The solution I am pursuing is using a configuration file (or mapping file) to map particular XML text nodes to fields in a database and focusing on 1-1 mappings first and ignoring runtime constants (such as surrogate keys) until everything else works. There are limitations and does nothing about forming triggers or procedures based on the XML data. I don't plan on supporting them, so the problem is solved.
As of now the generic tool is not completed from end to end (from reading the mapping file, validating the mapping file, checking for mapping for semantic errors, forming and executing the SQL queries, defining runtime constants). In the future this post may be updated or new posted be created with additional information on the process.

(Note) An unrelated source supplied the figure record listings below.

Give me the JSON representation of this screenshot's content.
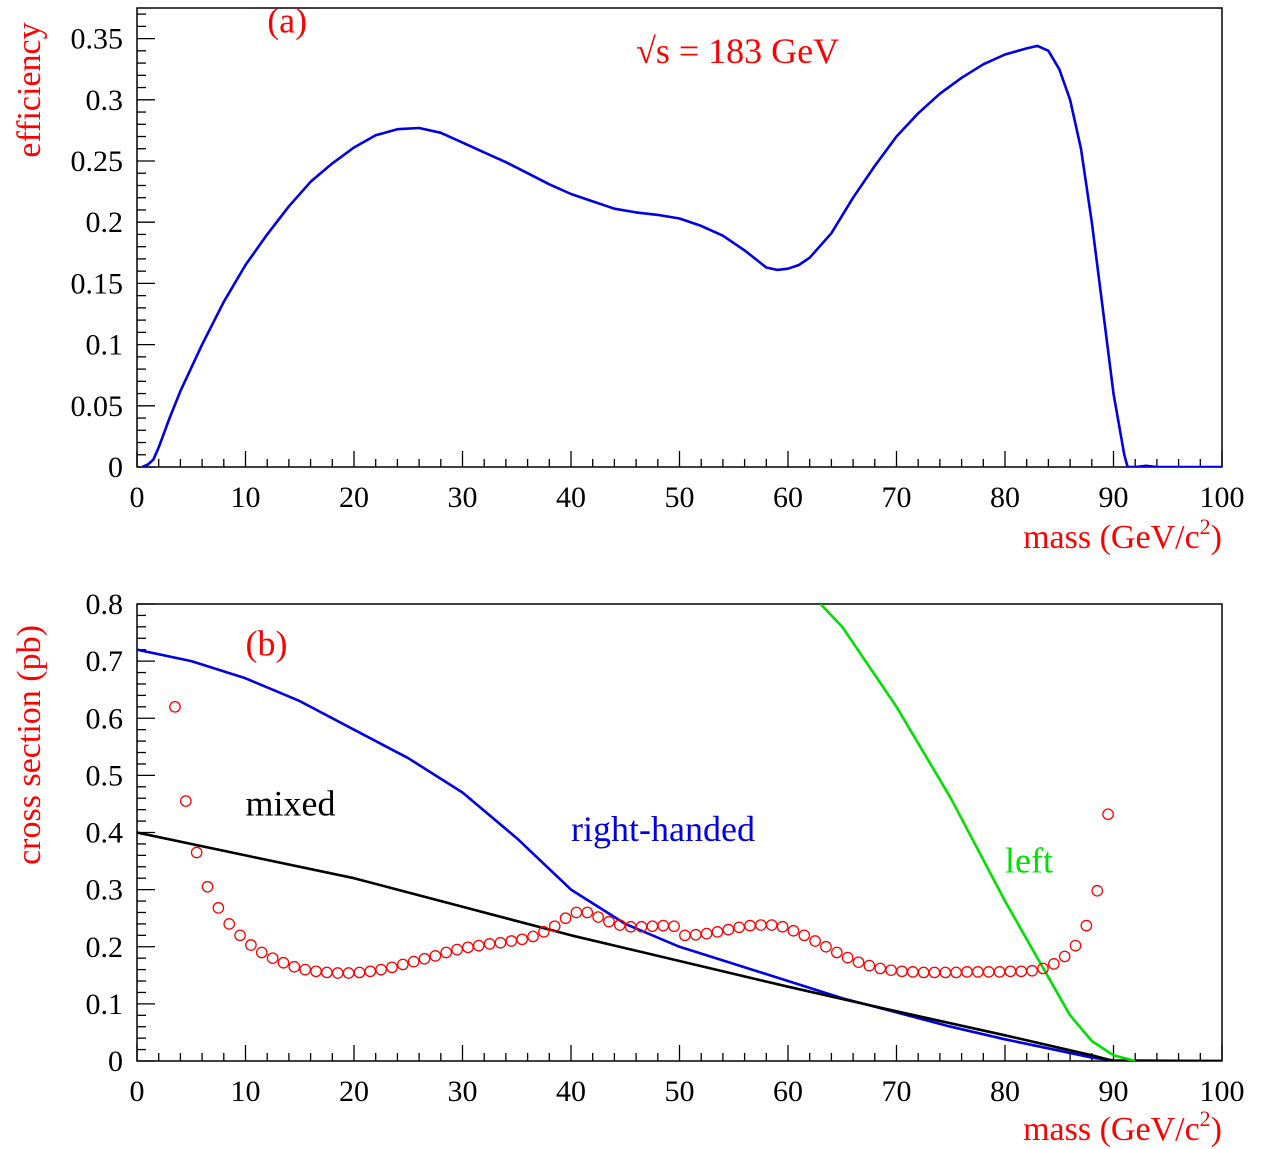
{
  "colors": {
    "red": "#ff0000",
    "blue": "#0000e0",
    "green": "#00e000",
    "black": "#000000"
  },
  "chart_data": [
    {
      "panel": "a",
      "type": "line",
      "xlabel_main": "mass (GeV/c",
      "xlabel_sup": "2",
      "xlabel_close": ")",
      "ylabel": "efficiency",
      "xlim": [
        0,
        100
      ],
      "ylim": [
        0,
        0.375
      ],
      "xticks": [
        "0",
        "10",
        "20",
        "30",
        "40",
        "50",
        "60",
        "70",
        "80",
        "90",
        "100"
      ],
      "yticks": [
        "0",
        "0.05",
        "0.1",
        "0.15",
        "0.2",
        "0.25",
        "0.3",
        "0.35"
      ],
      "grid": false,
      "annotations": [
        {
          "text": "(a)",
          "x": 12,
          "y": 0.355,
          "color": "red"
        },
        {
          "text": "√s = 183 GeV",
          "x": 46,
          "y": 0.33,
          "color": "red"
        }
      ],
      "series": [
        {
          "color": "blue",
          "x": [
            0.5,
            1,
            1.5,
            2,
            3,
            4,
            6,
            8,
            10,
            12,
            14,
            16,
            18,
            20,
            22,
            24,
            26,
            28,
            30,
            32,
            34,
            36,
            38,
            40,
            42,
            44,
            46,
            48,
            50,
            52,
            54,
            56,
            57,
            58,
            59,
            60,
            61,
            62,
            64,
            66,
            68,
            70,
            72,
            74,
            76,
            78,
            80,
            82,
            83,
            84,
            85,
            86,
            87,
            88,
            89,
            90,
            91,
            91.3,
            92,
            93,
            94,
            100
          ],
          "y": [
            0.0,
            0.002,
            0.006,
            0.016,
            0.04,
            0.062,
            0.1,
            0.135,
            0.165,
            0.19,
            0.213,
            0.233,
            0.248,
            0.261,
            0.271,
            0.276,
            0.277,
            0.273,
            0.265,
            0.257,
            0.249,
            0.24,
            0.231,
            0.223,
            0.217,
            0.211,
            0.208,
            0.206,
            0.203,
            0.197,
            0.189,
            0.177,
            0.17,
            0.163,
            0.161,
            0.162,
            0.165,
            0.171,
            0.191,
            0.22,
            0.246,
            0.27,
            0.289,
            0.305,
            0.318,
            0.329,
            0.337,
            0.342,
            0.344,
            0.34,
            0.325,
            0.3,
            0.26,
            0.2,
            0.13,
            0.06,
            0.01,
            0.0,
            0.0,
            0.001,
            0.0,
            0.0
          ]
        }
      ]
    },
    {
      "panel": "b",
      "type": "line",
      "xlabel_main": "mass (GeV/c",
      "xlabel_sup": "2",
      "xlabel_close": ")",
      "ylabel": "cross section (pb)",
      "xlim": [
        0,
        100
      ],
      "ylim": [
        0,
        0.8
      ],
      "xticks": [
        "0",
        "10",
        "20",
        "30",
        "40",
        "50",
        "60",
        "70",
        "80",
        "90",
        "100"
      ],
      "yticks": [
        "0",
        "0.1",
        "0.2",
        "0.3",
        "0.4",
        "0.5",
        "0.6",
        "0.7",
        "0.8"
      ],
      "grid": false,
      "annotations": [
        {
          "text": "(b)",
          "x": 10,
          "y": 0.71,
          "color": "red"
        },
        {
          "text": "mixed",
          "x": 10,
          "y": 0.43,
          "color": "black"
        },
        {
          "text": "right-handed",
          "x": 40,
          "y": 0.385,
          "color": "blue"
        },
        {
          "text": "left",
          "x": 80,
          "y": 0.33,
          "color": "green"
        }
      ],
      "series": [
        {
          "name": "right-handed",
          "color": "blue",
          "x": [
            0,
            5,
            10,
            15,
            20,
            25,
            30,
            35,
            40,
            45,
            50,
            55,
            60,
            65,
            70,
            75,
            80,
            85,
            88,
            90,
            100
          ],
          "y": [
            0.72,
            0.7,
            0.67,
            0.63,
            0.58,
            0.53,
            0.47,
            0.39,
            0.3,
            0.24,
            0.2,
            0.17,
            0.14,
            0.11,
            0.085,
            0.06,
            0.038,
            0.018,
            0.006,
            0.001,
            0.0
          ]
        },
        {
          "name": "mixed",
          "color": "black",
          "x": [
            0,
            10,
            20,
            30,
            40,
            50,
            60,
            70,
            80,
            88,
            90,
            100
          ],
          "y": [
            0.4,
            0.36,
            0.32,
            0.27,
            0.22,
            0.175,
            0.13,
            0.087,
            0.045,
            0.01,
            0.0,
            0.0
          ]
        },
        {
          "name": "left",
          "color": "green",
          "x": [
            63,
            65,
            70,
            75,
            80,
            83,
            86,
            88,
            90,
            92
          ],
          "y": [
            0.8,
            0.76,
            0.62,
            0.46,
            0.28,
            0.18,
            0.08,
            0.035,
            0.01,
            0.0
          ]
        },
        {
          "color": "red",
          "style": "markers",
          "x": [
            3.5,
            4.5,
            5.5,
            6.5,
            7.5,
            8.5,
            9.5,
            10.5,
            11.5,
            12.5,
            13.5,
            14.5,
            15.5,
            16.5,
            17.5,
            18.5,
            19.5,
            20.5,
            21.5,
            22.5,
            23.5,
            24.5,
            25.5,
            26.5,
            27.5,
            28.5,
            29.5,
            30.5,
            31.5,
            32.5,
            33.5,
            34.5,
            35.5,
            36.5,
            37.5,
            38.5,
            39.5,
            40.5,
            41.5,
            42.5,
            43.5,
            44.5,
            45.5,
            46.5,
            47.5,
            48.5,
            49.5,
            50.5,
            51.5,
            52.5,
            53.5,
            54.5,
            55.5,
            56.5,
            57.5,
            58.5,
            59.5,
            60.5,
            61.5,
            62.5,
            63.5,
            64.5,
            65.5,
            66.5,
            67.5,
            68.5,
            69.5,
            70.5,
            71.5,
            72.5,
            73.5,
            74.5,
            75.5,
            76.5,
            77.5,
            78.5,
            79.5,
            80.5,
            81.5,
            82.5,
            83.5,
            84.5,
            85.5,
            86.5,
            87.5,
            88.5,
            89.5
          ],
          "y": [
            0.62,
            0.455,
            0.365,
            0.305,
            0.268,
            0.24,
            0.22,
            0.203,
            0.19,
            0.18,
            0.172,
            0.165,
            0.16,
            0.157,
            0.155,
            0.154,
            0.154,
            0.155,
            0.157,
            0.16,
            0.164,
            0.169,
            0.174,
            0.179,
            0.184,
            0.19,
            0.195,
            0.199,
            0.202,
            0.205,
            0.207,
            0.21,
            0.213,
            0.218,
            0.226,
            0.236,
            0.25,
            0.26,
            0.26,
            0.252,
            0.244,
            0.238,
            0.235,
            0.235,
            0.236,
            0.237,
            0.236,
            0.22,
            0.221,
            0.223,
            0.226,
            0.23,
            0.234,
            0.237,
            0.238,
            0.238,
            0.235,
            0.228,
            0.22,
            0.21,
            0.2,
            0.19,
            0.181,
            0.173,
            0.167,
            0.162,
            0.159,
            0.157,
            0.156,
            0.155,
            0.155,
            0.155,
            0.155,
            0.156,
            0.156,
            0.156,
            0.156,
            0.157,
            0.157,
            0.158,
            0.162,
            0.17,
            0.183,
            0.202,
            0.237,
            0.298,
            0.432
          ]
        }
      ]
    }
  ]
}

Comments and constructive criticism are welcomed in the comments.
PHP Lib Testing
Lately the PHP has gained a few units tests. I know usually the tests are done while the code is being developed and there is less to gain by writing tests after the fact, but the point it to help future development. The whole library is not completely cover by test cases, but it in progress. Currently, I received some consultant work to do and so increases the unit tests will have to wait a while.
PHP lib
I created a PHP library for my Master's PILOT and had been debating on whether to release it to the public in a GPL license. I finally realized that there are many others PHP libraries out there with many more features and proven uses and so the chances of my library being used in any significant way is small. So why release it then? It might teach someone something and would increase the quality of the library with potential public eyes on it. I spent some time creating a script that automatically creates an tarball of the latests version from the repository and can be found at download.whedimer.com/snapshot/wlib_php. Stable releases will eventually come.

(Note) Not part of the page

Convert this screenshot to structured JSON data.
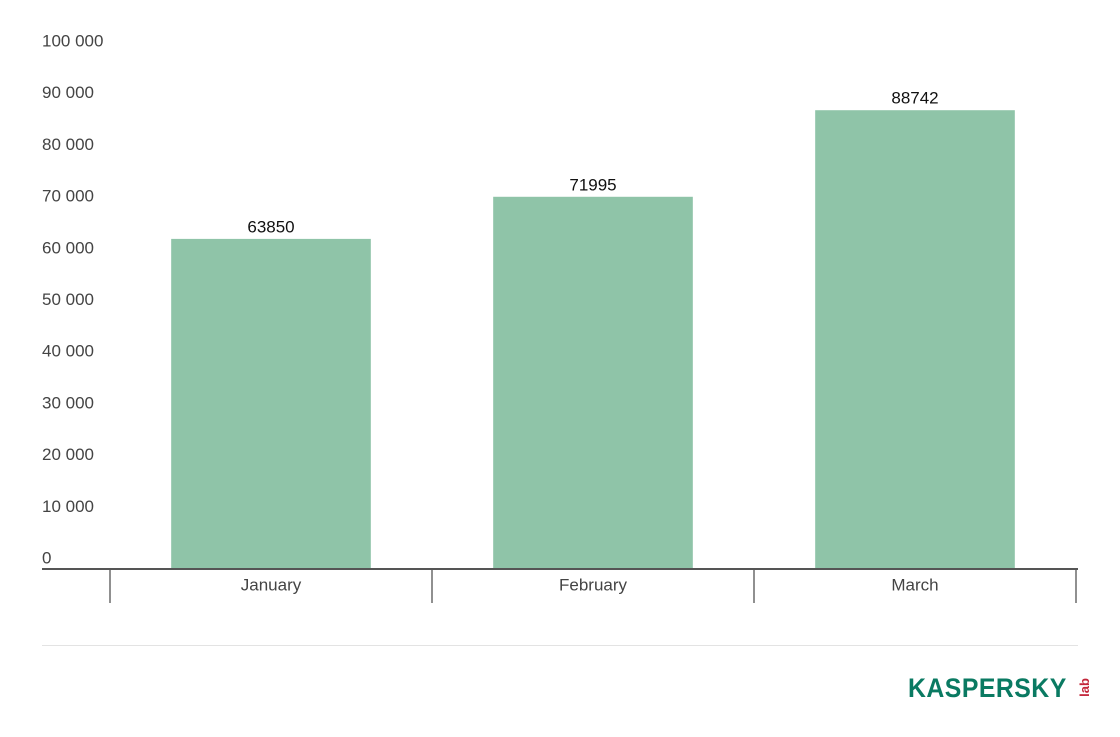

Criticism on the library is welcome so long as the language used is civil and specific towards a particular aspect (no vague or general criticisms please). Keep in mind I have little professional experience and so keep your expectations low.
Purpose
Welcome to the Whedimer blog. Expect to find posts recording my efforts in computer programming and documentation. While there are many development blogs out there the goal is not to compete with them. Nearly all of the good development and tech blogs out there are authored by people with a decent amount of professional experience. However with the case of this blog, the author is one with little professional experience. Some facts about the author:
- graduate and undergraduate degree in computer science
- two internships (one software engineering, one research) and one graduate research assistantship
- liberal arts education
- web development experience (graduate school work)

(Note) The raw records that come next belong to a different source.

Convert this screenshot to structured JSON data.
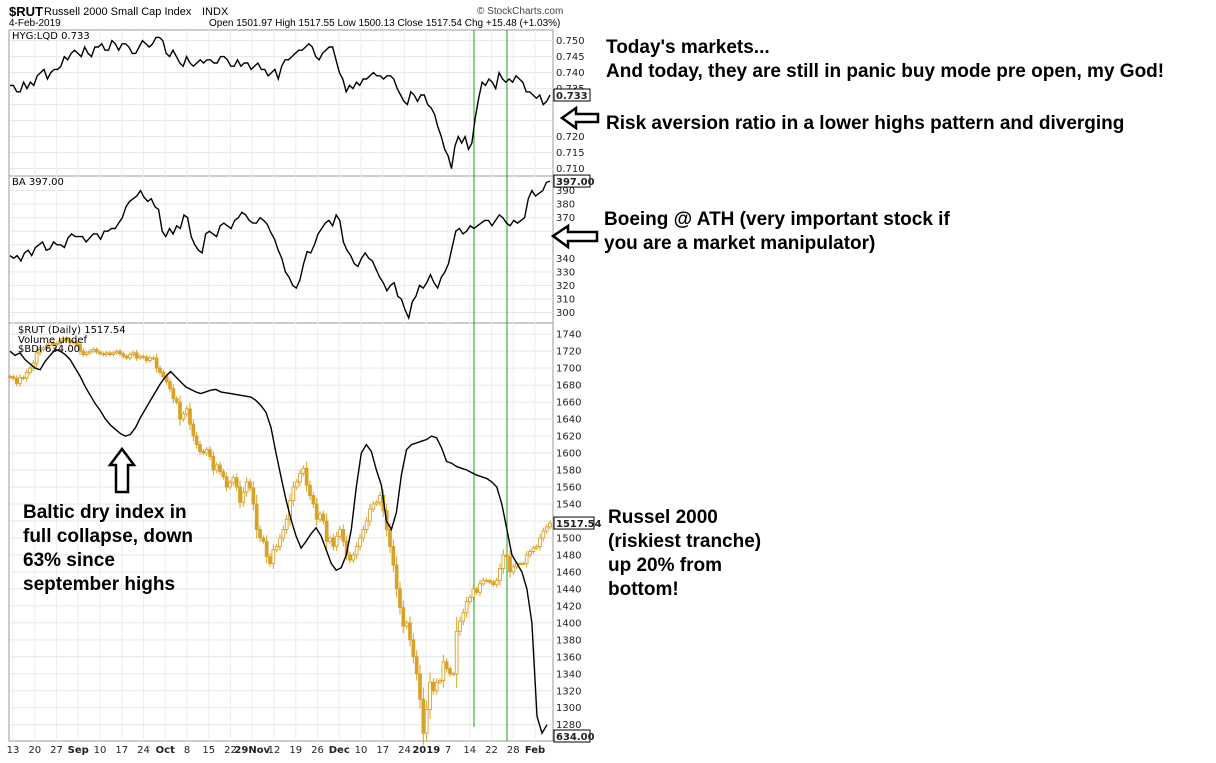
{
  "header": {
    "symbol": "$RUT",
    "name": "Russell 2000 Small Cap Index",
    "exchange": "INDX",
    "date": "4-Feb-2019",
    "source": "© StockCharts.com",
    "quote": "Open 1501.97   High 1517.55   Low 1500.13   Close 1517.54   Chg +15.48 (+1.03%)"
  },
  "annotations": {
    "markets": "Today's markets...\nAnd today, they are still in panic buy mode pre open, my God!",
    "risk": "Risk aversion ratio in a lower highs pattern and diverging",
    "boeing": "Boeing @ ATH (very important stock if\nyou are a market manipulator)",
    "baltic": "Baltic dry index in\nfull collapse, down\n63% since\nseptember highs",
    "russell": "Russel 2000\n(riskiest tranche)\nup 20% from\nbottom!"
  },
  "chart_data": [
    {
      "type": "line",
      "legend": "HYG:LQD 0.733",
      "ylim": [
        0.708,
        0.753
      ],
      "yticks": [
        0.75,
        0.745,
        0.74,
        0.735,
        0.73,
        0.725,
        0.72,
        0.715,
        0.71
      ],
      "ytick_labels": [
        "0.750",
        "0.745",
        "0.740",
        "0.735",
        "",
        "",
        "0.720",
        "0.715",
        "0.710"
      ],
      "last_label": "0.733",
      "values": [
        0.736,
        0.736,
        0.734,
        0.734,
        0.737,
        0.735,
        0.737,
        0.736,
        0.739,
        0.74,
        0.741,
        0.738,
        0.74,
        0.741,
        0.741,
        0.742,
        0.745,
        0.744,
        0.746,
        0.747,
        0.746,
        0.745,
        0.748,
        0.746,
        0.745,
        0.748,
        0.748,
        0.749,
        0.747,
        0.747,
        0.75,
        0.749,
        0.747,
        0.749,
        0.749,
        0.748,
        0.746,
        0.746,
        0.748,
        0.75,
        0.749,
        0.748,
        0.749,
        0.751,
        0.751,
        0.75,
        0.746,
        0.745,
        0.747,
        0.745,
        0.743,
        0.742,
        0.745,
        0.743,
        0.742,
        0.743,
        0.744,
        0.743,
        0.744,
        0.744,
        0.743,
        0.743,
        0.745,
        0.745,
        0.744,
        0.742,
        0.742,
        0.744,
        0.742,
        0.743,
        0.743,
        0.741,
        0.742,
        0.743,
        0.741,
        0.741,
        0.739,
        0.74,
        0.741,
        0.738,
        0.742,
        0.744,
        0.744,
        0.745,
        0.746,
        0.747,
        0.747,
        0.748,
        0.749,
        0.748,
        0.745,
        0.744,
        0.746,
        0.747,
        0.748,
        0.748,
        0.744,
        0.74,
        0.738,
        0.734,
        0.736,
        0.735,
        0.737,
        0.736,
        0.738,
        0.738,
        0.739,
        0.74,
        0.739,
        0.739,
        0.738,
        0.739,
        0.739,
        0.738,
        0.735,
        0.733,
        0.731,
        0.73,
        0.734,
        0.733,
        0.731,
        0.733,
        0.733,
        0.73,
        0.729,
        0.727,
        0.723,
        0.72,
        0.716,
        0.714,
        0.71,
        0.717,
        0.72,
        0.718,
        0.72,
        0.716,
        0.718,
        0.726,
        0.732,
        0.737,
        0.736,
        0.738,
        0.737,
        0.735,
        0.74,
        0.738,
        0.737,
        0.738,
        0.737,
        0.739,
        0.738,
        0.737,
        0.734,
        0.734,
        0.733,
        0.732,
        0.733,
        0.73,
        0.731,
        0.733
      ]
    },
    {
      "type": "line",
      "legend": "BA 397.00",
      "ylim": [
        293,
        400
      ],
      "yticks": [
        390,
        380,
        370,
        360,
        350,
        340,
        330,
        320,
        310,
        300
      ],
      "ytick_labels": [
        "390",
        "380",
        "370",
        "",
        "",
        "340",
        "330",
        "320",
        "310",
        "300"
      ],
      "last_label": "397.00",
      "values": [
        342,
        340,
        342,
        338,
        344,
        346,
        342,
        348,
        350,
        352,
        346,
        347,
        352,
        350,
        350,
        348,
        355,
        358,
        356,
        356,
        356,
        352,
        355,
        358,
        358,
        354,
        360,
        360,
        362,
        362,
        366,
        370,
        378,
        382,
        384,
        386,
        390,
        385,
        382,
        384,
        378,
        376,
        360,
        356,
        362,
        358,
        364,
        362,
        372,
        370,
        356,
        350,
        346,
        344,
        358,
        360,
        358,
        356,
        364,
        366,
        364,
        362,
        368,
        370,
        374,
        372,
        368,
        366,
        366,
        370,
        368,
        365,
        359,
        354,
        346,
        340,
        330,
        326,
        320,
        318,
        324,
        336,
        345,
        344,
        350,
        358,
        362,
        366,
        368,
        364,
        372,
        368,
        352,
        346,
        342,
        336,
        334,
        340,
        344,
        340,
        338,
        332,
        326,
        322,
        316,
        320,
        322,
        312,
        310,
        302,
        296,
        308,
        312,
        320,
        318,
        322,
        328,
        322,
        318,
        326,
        330,
        336,
        348,
        360,
        362,
        358,
        360,
        364,
        362,
        364,
        366,
        368,
        368,
        364,
        368,
        372,
        370,
        366,
        364,
        368,
        366,
        368,
        370,
        384,
        390,
        386,
        388,
        390,
        396,
        397
      ]
    },
    {
      "type": "candlestick",
      "legend": [
        "$RUT (Daily) 1517.54",
        "Volume undef",
        "$BDI 634.00"
      ],
      "ylim": [
        1262,
        1752
      ],
      "yticks": [
        1740,
        1720,
        1700,
        1680,
        1660,
        1640,
        1620,
        1600,
        1580,
        1560,
        1540,
        1520,
        1500,
        1480,
        1460,
        1440,
        1420,
        1400,
        1380,
        1360,
        1340,
        1320,
        1300,
        1280
      ],
      "last_label": "1517.54",
      "bdi_last_label": "634.00",
      "xtick_labels": [
        "13",
        "20",
        "27",
        "Sep",
        "10",
        "17",
        "24",
        "Oct",
        "8",
        "15",
        "22",
        "29Nov",
        "12",
        "19",
        "26",
        "Dec",
        "10",
        "17",
        "24",
        "2019",
        "7",
        "14",
        "22",
        "28",
        "Feb"
      ],
      "close": [
        1690,
        1688,
        1682,
        1689,
        1688,
        1695,
        1700,
        1706,
        1718,
        1722,
        1724,
        1727,
        1730,
        1728,
        1729,
        1732,
        1735,
        1733,
        1730,
        1731,
        1728,
        1720,
        1716,
        1718,
        1720,
        1722,
        1719,
        1717,
        1716,
        1718,
        1716,
        1718,
        1720,
        1717,
        1714,
        1712,
        1716,
        1718,
        1712,
        1714,
        1713,
        1709,
        1712,
        1712,
        1700,
        1695,
        1690,
        1684,
        1676,
        1664,
        1660,
        1640,
        1646,
        1652,
        1634,
        1620,
        1610,
        1602,
        1600,
        1604,
        1596,
        1580,
        1586,
        1578,
        1572,
        1560,
        1565,
        1571,
        1560,
        1542,
        1554,
        1566,
        1559,
        1540,
        1510,
        1500,
        1496,
        1478,
        1470,
        1486,
        1490,
        1500,
        1510,
        1522,
        1544,
        1560,
        1566,
        1576,
        1582,
        1562,
        1550,
        1540,
        1522,
        1528,
        1520,
        1496,
        1500,
        1490,
        1502,
        1510,
        1496,
        1480,
        1474,
        1480,
        1490,
        1500,
        1510,
        1520,
        1534,
        1540,
        1542,
        1550,
        1532,
        1510,
        1490,
        1468,
        1440,
        1418,
        1396,
        1400,
        1380,
        1360,
        1340,
        1310,
        1270,
        1298,
        1330,
        1320,
        1330,
        1332,
        1354,
        1346,
        1340,
        1340,
        1390,
        1402,
        1412,
        1425,
        1430,
        1440,
        1436,
        1446,
        1450,
        1450,
        1448,
        1445,
        1450,
        1464,
        1480,
        1478,
        1460,
        1466,
        1470,
        1470,
        1470,
        1480,
        1484,
        1488,
        1490,
        1500,
        1508,
        1513,
        1517.54
      ],
      "bdi_close": [
        1720,
        1715,
        1718,
        1710,
        1705,
        1700,
        1698,
        1708,
        1715,
        1722,
        1720,
        1716,
        1710,
        1700,
        1690,
        1678,
        1668,
        1658,
        1650,
        1640,
        1633,
        1628,
        1623,
        1620,
        1622,
        1630,
        1642,
        1652,
        1662,
        1672,
        1682,
        1690,
        1696,
        1690,
        1684,
        1678,
        1675,
        1672,
        1670,
        1672,
        1674,
        1675,
        1672,
        1671,
        1670,
        1669,
        1668,
        1667,
        1666,
        1662,
        1656,
        1648,
        1630,
        1600,
        1572,
        1545,
        1522,
        1502,
        1488,
        1496,
        1505,
        1512,
        1502,
        1486,
        1470,
        1462,
        1465,
        1480,
        1510,
        1560,
        1600,
        1610,
        1602,
        1580,
        1562,
        1520,
        1510,
        1530,
        1575,
        1604,
        1610,
        1612,
        1614,
        1616,
        1620,
        1618,
        1606,
        1590,
        1588,
        1584,
        1582,
        1580,
        1577,
        1574,
        1572,
        1570,
        1566,
        1560,
        1540,
        1510,
        1480,
        1470,
        1460,
        1440,
        1400,
        1290,
        1270,
        1280
      ]
    }
  ]
}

Expect addional posts convering various topics in the future.
PHP Lib Fully Commented
The first round of commenting for the PHP library is now complete. More commenting is needed to bring it up the the standards that I think are nescessary to call the code "well commented". All the classes, instance variables, methods and functions have autodoc comments. For those who might wonder why the commenting is happening after the writing of the code, it was simply a matter of time. The code was written as part of my Master's project and so proper code standards were ignored to focuse on the problem I was working on. The same sort of thing will happen with automated testing, which is currently being worked on.